Proactive systems anticipate the user's intentions and actions, and utilize the predictions to provide more natural and efficient user interfaces. Successful proactive systems are based on generalization from past experience in similar contexts using multimodal observations. Generalization requires suitable powerful stochastic models and a collection of data about relevant past history to learn the models. Evidence about users' intentions is collected both from explicit actions and implicit gaze patterns and other biofeedback signals.
|
An important part of a proactive system to be able to infer interests of the user. We study possibilities to extract relevant information from implicit gaze patterns, measured with modern eye-tracking equipment. During complex tasks, such as reading, attention approximately lies on the location of the reader's gaze. Therefore eye movements should contain information, although very noisy, on the reader's interests.
|
|
|
In image retrieval tasks, we use eye movements as implicit relevance feedback for images or for parts of images. Gaze-based inference of relevance approaches can complement or replace explicit feedback in content-based image search. Our work has demonstrated that gaze provides useful information also for media types that are less structured than text.
|
|
|
Contextual information interfaces provide access to information that is relevant in the current context. They use sensory signals, such as gaze patterns, to track the user's foci of interest and what is relevant in the current context, and to predict what kind of information the user would need at the present time.
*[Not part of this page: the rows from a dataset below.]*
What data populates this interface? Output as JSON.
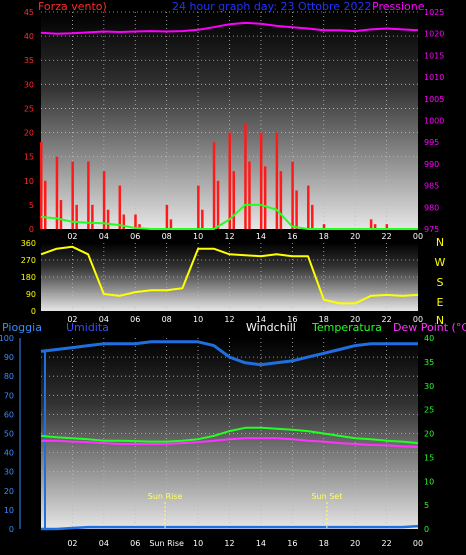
{
  "header": {
    "left_label": "Forza vento)",
    "title": "24 hour graph day: 23 Ottobre 2022",
    "right_label": "Pressione"
  },
  "wind": {
    "y_ticks": [
      "45",
      "40",
      "35",
      "30",
      "25",
      "20",
      "15",
      "10",
      "5",
      "0"
    ],
    "pressure_ticks": [
      "1025",
      "1020",
      "1015",
      "1010",
      "1005",
      "1000",
      "995",
      "990",
      "985",
      "980",
      "975"
    ]
  },
  "direction": {
    "y_ticks": [
      "360",
      "270",
      "180",
      "90",
      "0"
    ],
    "compass": [
      "N",
      "W",
      "S",
      "E",
      "N"
    ]
  },
  "lower": {
    "labels": {
      "rain": "Pioggia",
      "humidity": "Umidita",
      "windchill": "Windchill",
      "temp": "Temperatura",
      "dew": "Dew Point (°C)"
    },
    "left_ticks": [
      "100",
      "90",
      "80",
      "70",
      "60",
      "50",
      "40",
      "30",
      "20",
      "10",
      "0"
    ],
    "right_ticks": [
      "40",
      "35",
      "30",
      "25",
      "20",
      "15",
      "10",
      "5",
      "0"
    ],
    "sunrise": "Sun Rise",
    "sunset": "Sun Set"
  },
  "x_ticks": [
    "02",
    "04",
    "06",
    "08",
    "10",
    "12",
    "14",
    "16",
    "18",
    "20",
    "22",
    "00"
  ],
  "x_ticks_bottom": [
    "02",
    "04",
    "06",
    "Sun Rise",
    "10",
    "12",
    "14",
    "16",
    "18",
    "20",
    "22",
    "00"
  ],
  "colors": {
    "wind_axis": "#ff2a2a",
    "pressure": "#ff00ff",
    "title": "#2233ff",
    "direction": "#ffff00",
    "compass": "#ffff00",
    "rain": "#3a8cff",
    "humidity": "#3a4cff",
    "windchill": "#ffffff",
    "temp": "#22ff22",
    "dew": "#ff33ff"
  },
  "chart_data": {
    "type": "line",
    "hours": [
      0,
      1,
      2,
      3,
      4,
      5,
      6,
      7,
      8,
      9,
      10,
      11,
      12,
      13,
      14,
      15,
      16,
      17,
      18,
      19,
      20,
      21,
      22,
      23,
      24
    ],
    "wind_speed": [
      10,
      6,
      5,
      5,
      4,
      3,
      1,
      0,
      2,
      0,
      4,
      10,
      12,
      14,
      13,
      12,
      8,
      5,
      0,
      0,
      0,
      1,
      0,
      0,
      0
    ],
    "wind_gust": [
      18,
      15,
      14,
      14,
      12,
      9,
      3,
      0,
      5,
      0,
      9,
      18,
      20,
      22,
      20,
      20,
      14,
      9,
      1,
      0,
      0,
      2,
      1,
      0,
      0
    ],
    "wind_avg": [
      2.5,
      2.2,
      1.5,
      1.3,
      1.2,
      0.8,
      0.2,
      0,
      0,
      0,
      0,
      0,
      2,
      5,
      5,
      4,
      0.5,
      0,
      0,
      0,
      0,
      0,
      0,
      0,
      0
    ],
    "pressure": [
      1020.2,
      1020.0,
      1020.1,
      1020.3,
      1020.5,
      1020.4,
      1020.5,
      1020.6,
      1020.5,
      1020.6,
      1020.9,
      1021.5,
      1022.2,
      1022.5,
      1022.3,
      1021.8,
      1021.5,
      1021.2,
      1020.8,
      1020.8,
      1020.6,
      1021.0,
      1021.2,
      1021.0,
      1020.8
    ],
    "wind_direction": [
      300,
      330,
      340,
      300,
      90,
      80,
      100,
      110,
      110,
      120,
      330,
      330,
      300,
      295,
      290,
      300,
      290,
      290,
      60,
      40,
      40,
      80,
      85,
      80,
      85
    ],
    "humidity": [
      93,
      94,
      95,
      96,
      97,
      97,
      97,
      98,
      98,
      98,
      98,
      96,
      90,
      87,
      86,
      87,
      88,
      90,
      92,
      94,
      96,
      97,
      97,
      97,
      97
    ],
    "temperature": [
      19.5,
      19.2,
      19,
      18.8,
      18.5,
      18.5,
      18.4,
      18.3,
      18.3,
      18.5,
      18.8,
      19.5,
      20.5,
      21.2,
      21.2,
      21,
      20.8,
      20.5,
      20,
      19.5,
      19,
      18.8,
      18.5,
      18.3,
      18.0
    ],
    "dew_point": [
      18.5,
      18.5,
      18.3,
      18.2,
      18.0,
      17.8,
      17.8,
      17.8,
      17.8,
      18,
      18.2,
      18.5,
      18.8,
      19,
      19,
      19,
      18.8,
      18.5,
      18.3,
      18,
      17.8,
      17.6,
      17.5,
      17.3,
      17.2
    ],
    "rain": [
      0,
      0,
      0.5,
      1,
      1,
      1,
      1,
      1,
      1,
      1,
      1,
      1,
      1,
      1,
      1,
      1,
      1,
      1,
      1,
      1,
      1,
      1,
      1,
      1,
      1.5
    ],
    "sunrise_hour": 7.9,
    "sunset_hour": 18.2,
    "wind_ylim": [
      0,
      45
    ],
    "pressure_ylim": [
      975,
      1025
    ],
    "direction_ylim": [
      0,
      360
    ],
    "humidity_ylim": [
      0,
      100
    ],
    "temp_ylim": [
      0,
      40
    ],
    "grid": true
  }
}
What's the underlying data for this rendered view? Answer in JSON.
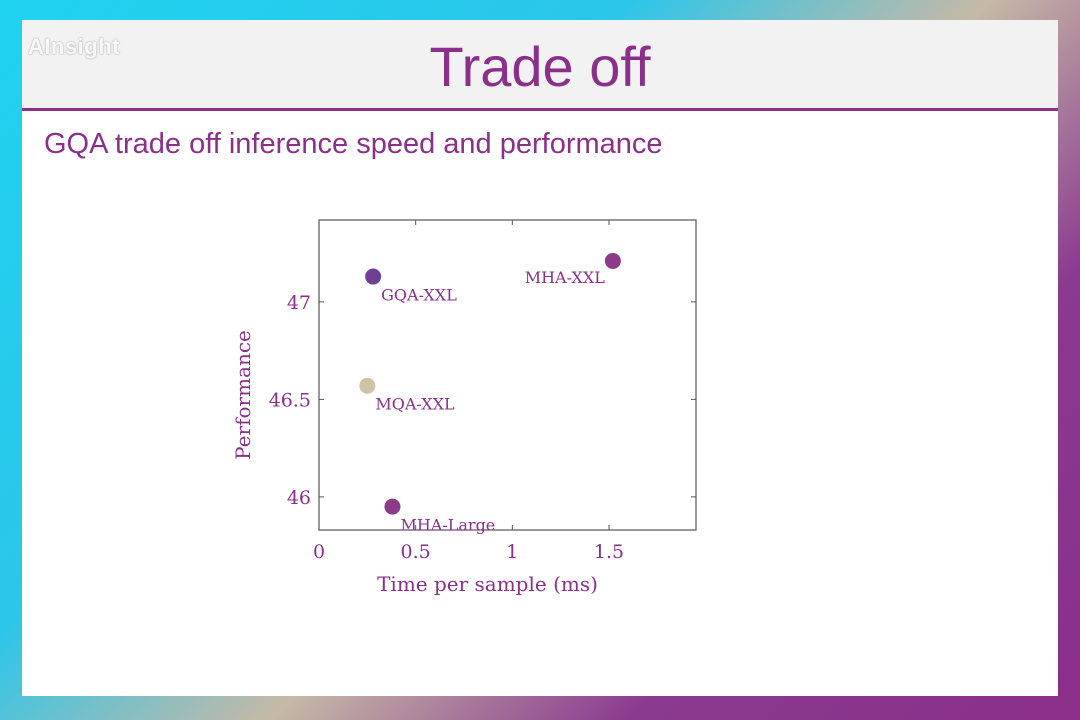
{
  "slide": {
    "watermark": "AInsight",
    "title": "Trade off",
    "subtitle": "GQA trade off inference speed and performance"
  },
  "colors": {
    "accent": "#8a2f8a",
    "frame": "#555555"
  },
  "chart_data": {
    "type": "scatter",
    "title": "",
    "xlabel": "Time per sample (ms)",
    "ylabel": "Performance",
    "xlim": [
      0,
      1.95
    ],
    "ylim": [
      45.83,
      47.42
    ],
    "xticks": [
      0,
      0.5,
      1,
      1.5
    ],
    "xtick_labels": [
      "0",
      "0.5",
      "1",
      "1.5"
    ],
    "yticks": [
      46,
      46.5,
      47
    ],
    "ytick_labels": [
      "46",
      "46.5",
      "47"
    ],
    "grid": false,
    "points": [
      {
        "label": "GQA-XXL",
        "x": 0.28,
        "y": 47.13,
        "color": "#6f3f96",
        "label_side": "below-right"
      },
      {
        "label": "MHA-XXL",
        "x": 1.52,
        "y": 47.21,
        "color": "#8d3a89",
        "label_side": "left"
      },
      {
        "label": "MQA-XXL",
        "x": 0.25,
        "y": 46.57,
        "color": "#cfc3a6",
        "label_side": "below-right"
      },
      {
        "label": "MHA-Large",
        "x": 0.38,
        "y": 45.95,
        "color": "#8d3a89",
        "label_side": "below-right"
      }
    ]
  }
}
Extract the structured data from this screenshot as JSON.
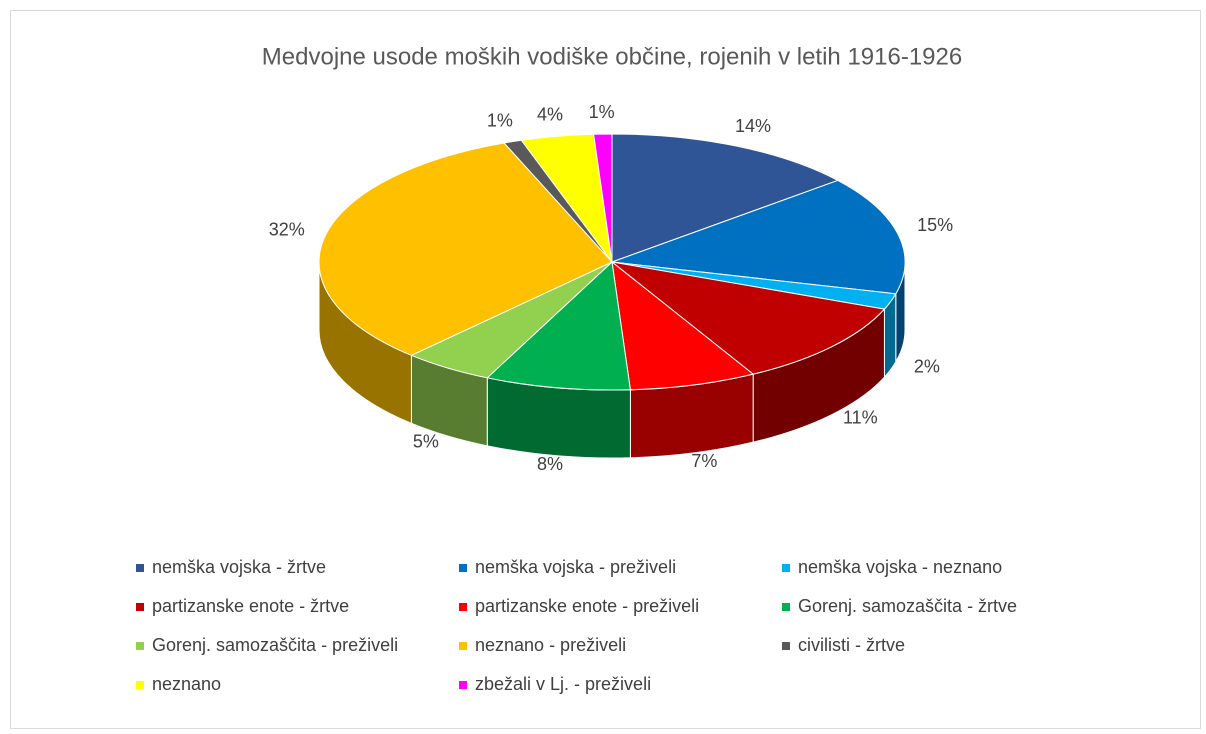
{
  "chart_data": {
    "type": "pie",
    "title": "Medvojne usode moških vodiške občine, rojenih v letih 1916-1926",
    "categories": [
      "nemška vojska - žrtve",
      "nemška vojska - preživeli",
      "nemška vojska - neznano",
      "partizanske enote - žrtve",
      "partizanske enote - preživeli",
      "Gorenj. samozaščita - žrtve",
      "Gorenj. samozaščita - preživeli",
      "neznano - preživeli",
      "civilisti - žrtve",
      "neznano",
      "zbežali v Lj. - preživeli"
    ],
    "values": [
      14,
      15,
      2,
      11,
      7,
      8,
      5,
      32,
      1,
      4,
      1
    ],
    "value_labels": [
      "14%",
      "15%",
      "2%",
      "11%",
      "7%",
      "8%",
      "5%",
      "32%",
      "1%",
      "4%",
      "1%"
    ],
    "colors": [
      "#2f5597",
      "#0070c0",
      "#00b0f0",
      "#c00000",
      "#ff0000",
      "#00b050",
      "#92d050",
      "#ffc000",
      "#595959",
      "#ffff00",
      "#ff00ff"
    ],
    "legend": "bottom"
  }
}
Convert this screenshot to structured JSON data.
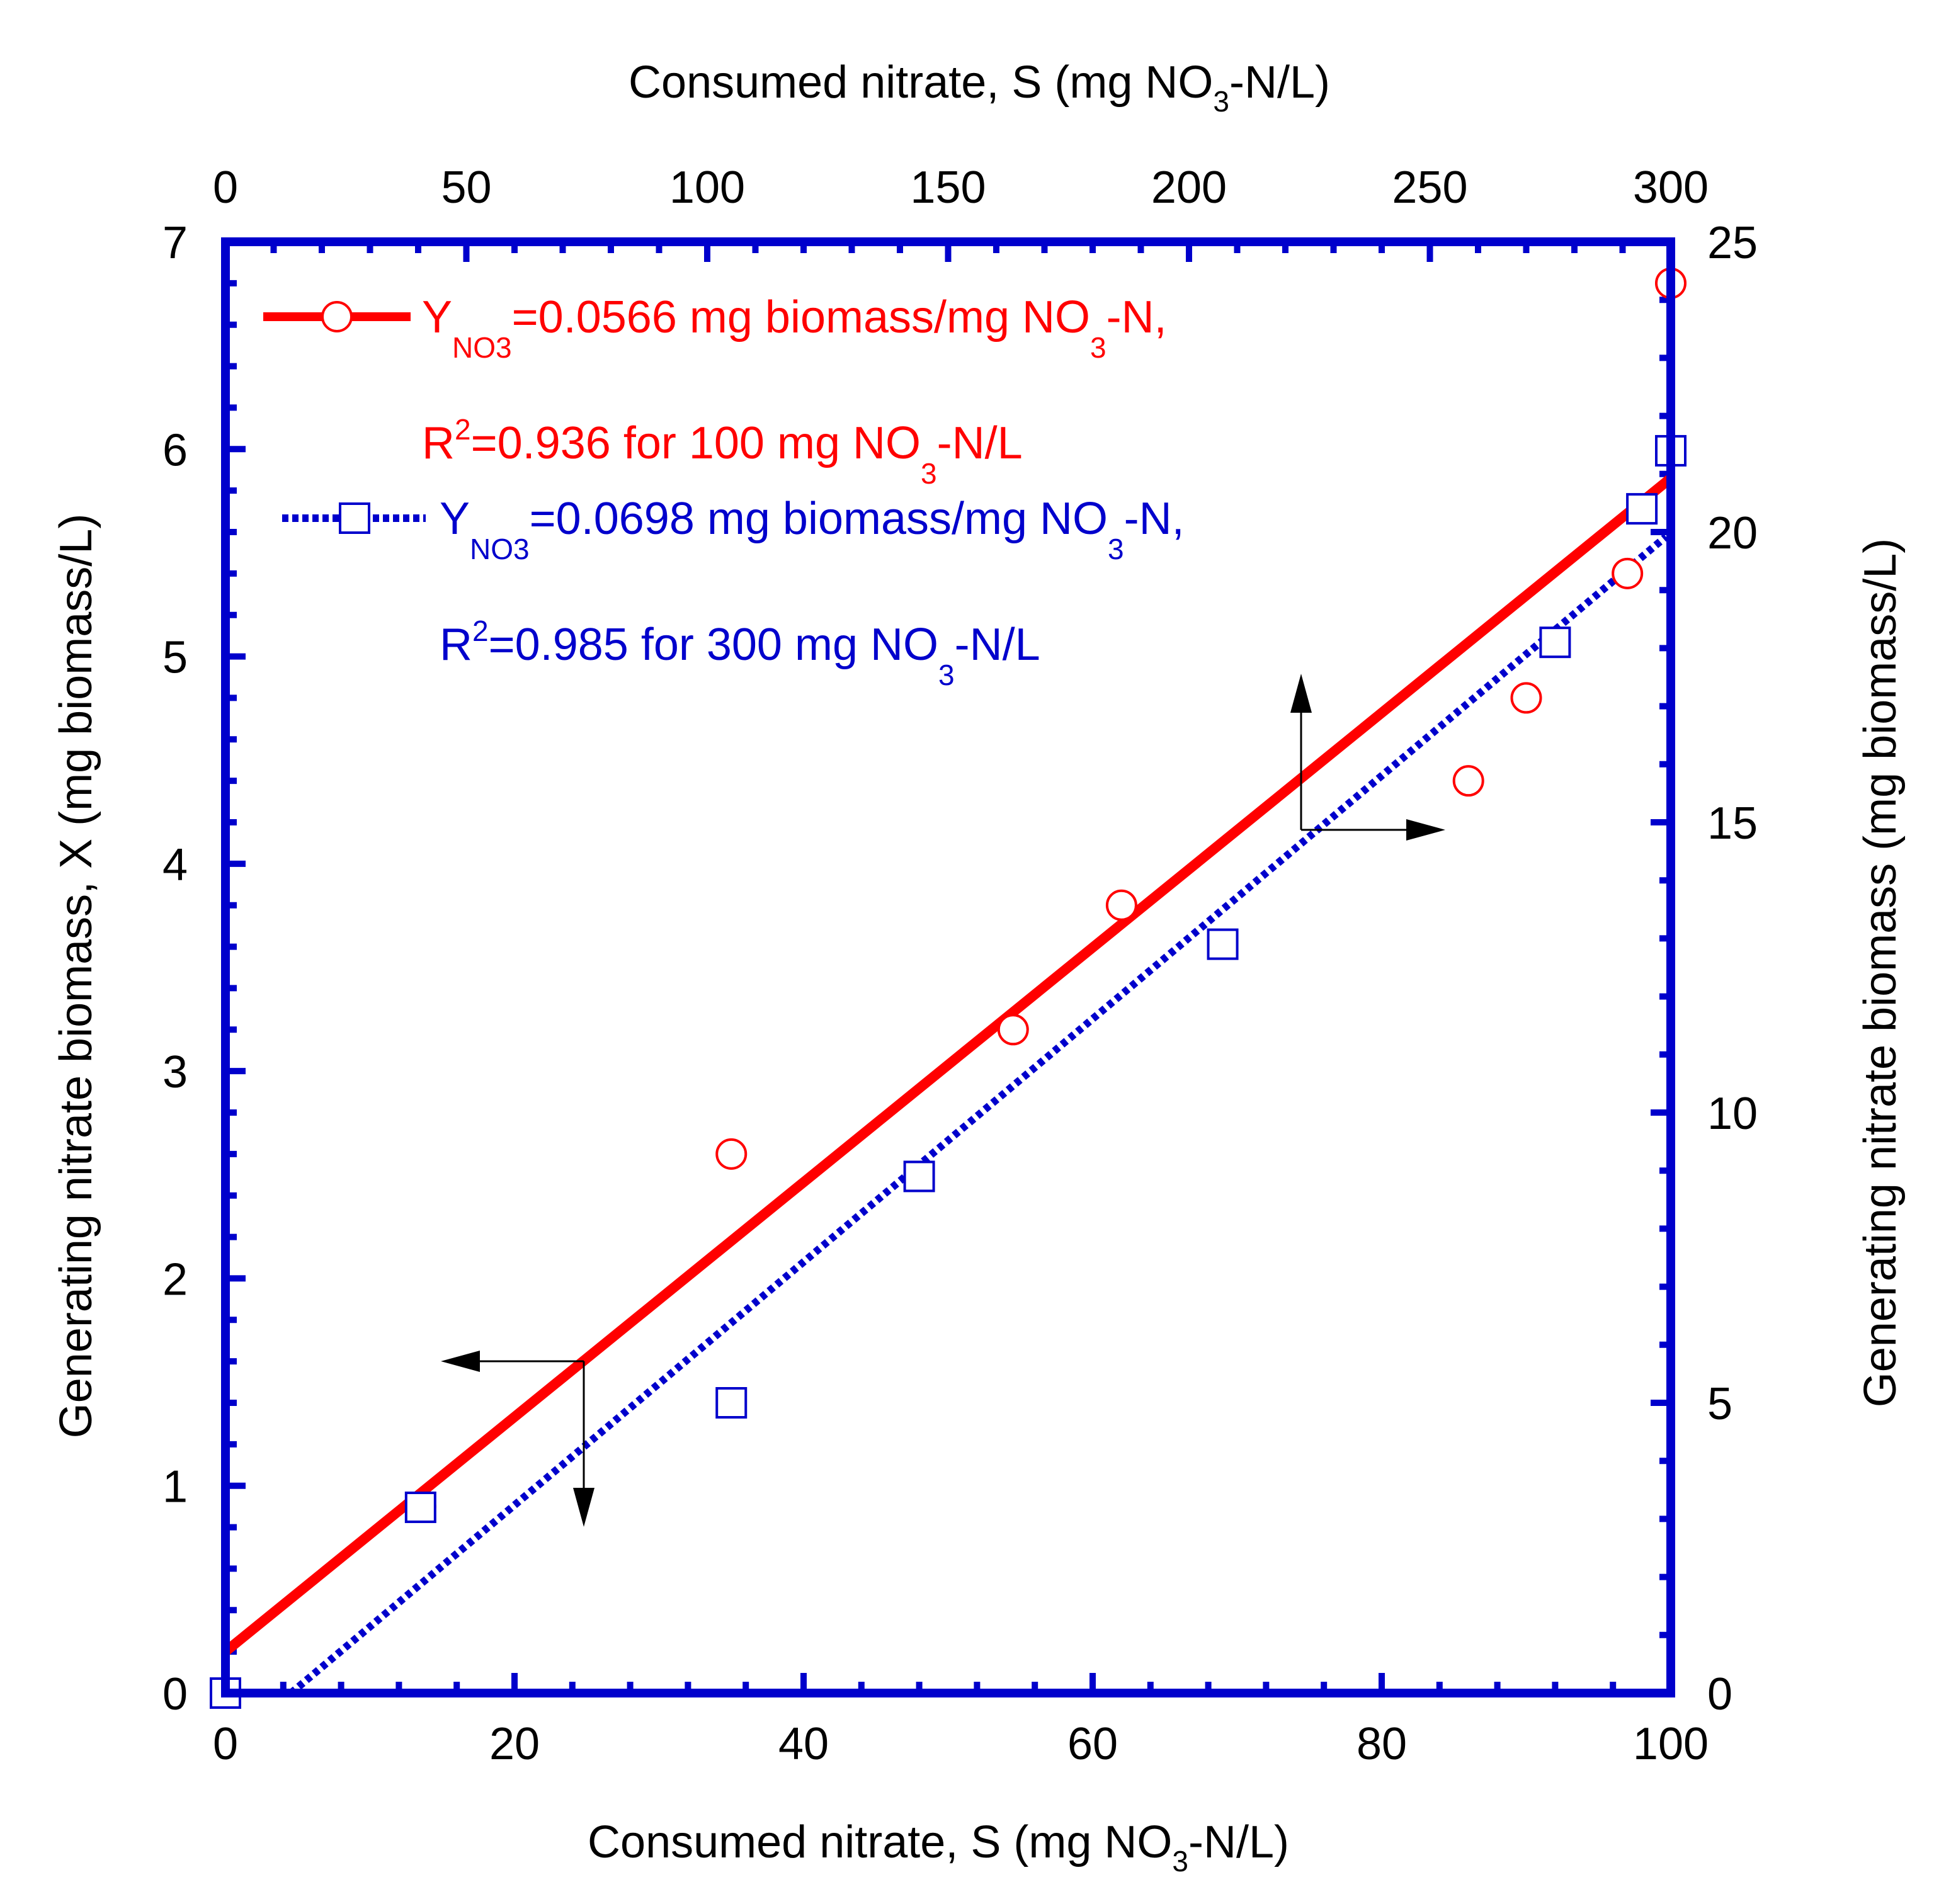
{
  "colors": {
    "red": "#ff0000",
    "blue": "#0000cc",
    "frame": "#0000cc",
    "text": "#000000"
  },
  "chart_data": {
    "type": "scatter",
    "title": "",
    "x_bottom": {
      "label": "Consumed nitrate, S (mg NO",
      "label_sub": "3",
      "label_tail": "-N/L)",
      "range": [
        0,
        100
      ],
      "ticks": [
        "0",
        "20",
        "40",
        "60",
        "80",
        "100"
      ]
    },
    "x_top": {
      "label": "Consumed nitrate, S (mg NO",
      "label_sub": "3",
      "label_tail": "-N/L)",
      "range": [
        0,
        300
      ],
      "ticks": [
        "0",
        "50",
        "100",
        "150",
        "200",
        "250",
        "300"
      ]
    },
    "y_left": {
      "label": "Generating nitrate biomass, X (mg biomass/L)",
      "range": [
        0,
        7
      ],
      "ticks": [
        "0",
        "1",
        "2",
        "3",
        "4",
        "5",
        "6",
        "7"
      ]
    },
    "y_right": {
      "label": "Generating nitrate biomass (mg biomass/L)",
      "range": [
        0,
        25
      ],
      "ticks": [
        "0",
        "5",
        "10",
        "15",
        "20",
        "25"
      ]
    },
    "series": [
      {
        "name": "100 mg NO3-N/L",
        "axes": "bottom-left",
        "marker": "circle",
        "points": [
          [
            0,
            0
          ],
          [
            13.5,
            0.9
          ],
          [
            35,
            2.6
          ],
          [
            54.5,
            3.2
          ],
          [
            62,
            3.8
          ],
          [
            86,
            4.4
          ],
          [
            90,
            4.8
          ],
          [
            97,
            5.4
          ],
          [
            100,
            6.8
          ]
        ],
        "fit": {
          "style": "solid",
          "slope": 0.0566,
          "intercept": 0.2,
          "x_start": 0,
          "x_end": 100
        },
        "legend": {
          "prefix": "Y",
          "prefix_sub": "NO3",
          "text": "=0.0566 mg biomass/mg NO",
          "text_sub": "3",
          "text_tail": "-N,",
          "r2_prefix": "R",
          "r2_sup": "2",
          "r2_text": "=0.936 for 100 mg NO",
          "r2_sub": "3",
          "r2_tail": "-N/L"
        }
      },
      {
        "name": "300 mg NO3-N/L",
        "axes": "top-right",
        "marker": "square",
        "points": [
          [
            0,
            0
          ],
          [
            40.5,
            3.2
          ],
          [
            105,
            5.0
          ],
          [
            144,
            8.9
          ],
          [
            207,
            12.9
          ],
          [
            276,
            18.1
          ],
          [
            294,
            20.4
          ],
          [
            300,
            21.4
          ]
        ],
        "fit": {
          "style": "dotted",
          "slope": 0.0698,
          "intercept": -0.95,
          "x_start": 13.6,
          "x_end": 299
        },
        "legend": {
          "prefix": "Y",
          "prefix_sub": "NO3",
          "text": "=0.0698 mg biomass/mg NO",
          "text_sub": "3",
          "text_tail": "-N,",
          "r2_prefix": "R",
          "r2_sup": "2",
          "r2_text": "=0.985 for 300 mg NO",
          "r2_sub": "3",
          "r2_tail": "-N/L"
        }
      }
    ]
  }
}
The information is retrieved from databases and presented in a non-intrusive manner. Main challenges are extraction of context from visual and sensory data, construction of adaptive machine learning models that are able to utilize heterogeneous context cues to predict relevance. Novel statistical machine learning methods are used for multimodal contextual information retrieval.
|
|
|
Being aware of the user's emotional and mental state could deliver new opportunities for implementing proactivity. To this end, and an interesting problem in its own right, we are working on statistical models for inferring the cognitive state of the user from physiological state of the user that is measured by several nonobtrusive sensors such as an accelerometer attached to the nape, or an eye tracker embedded to the monitor.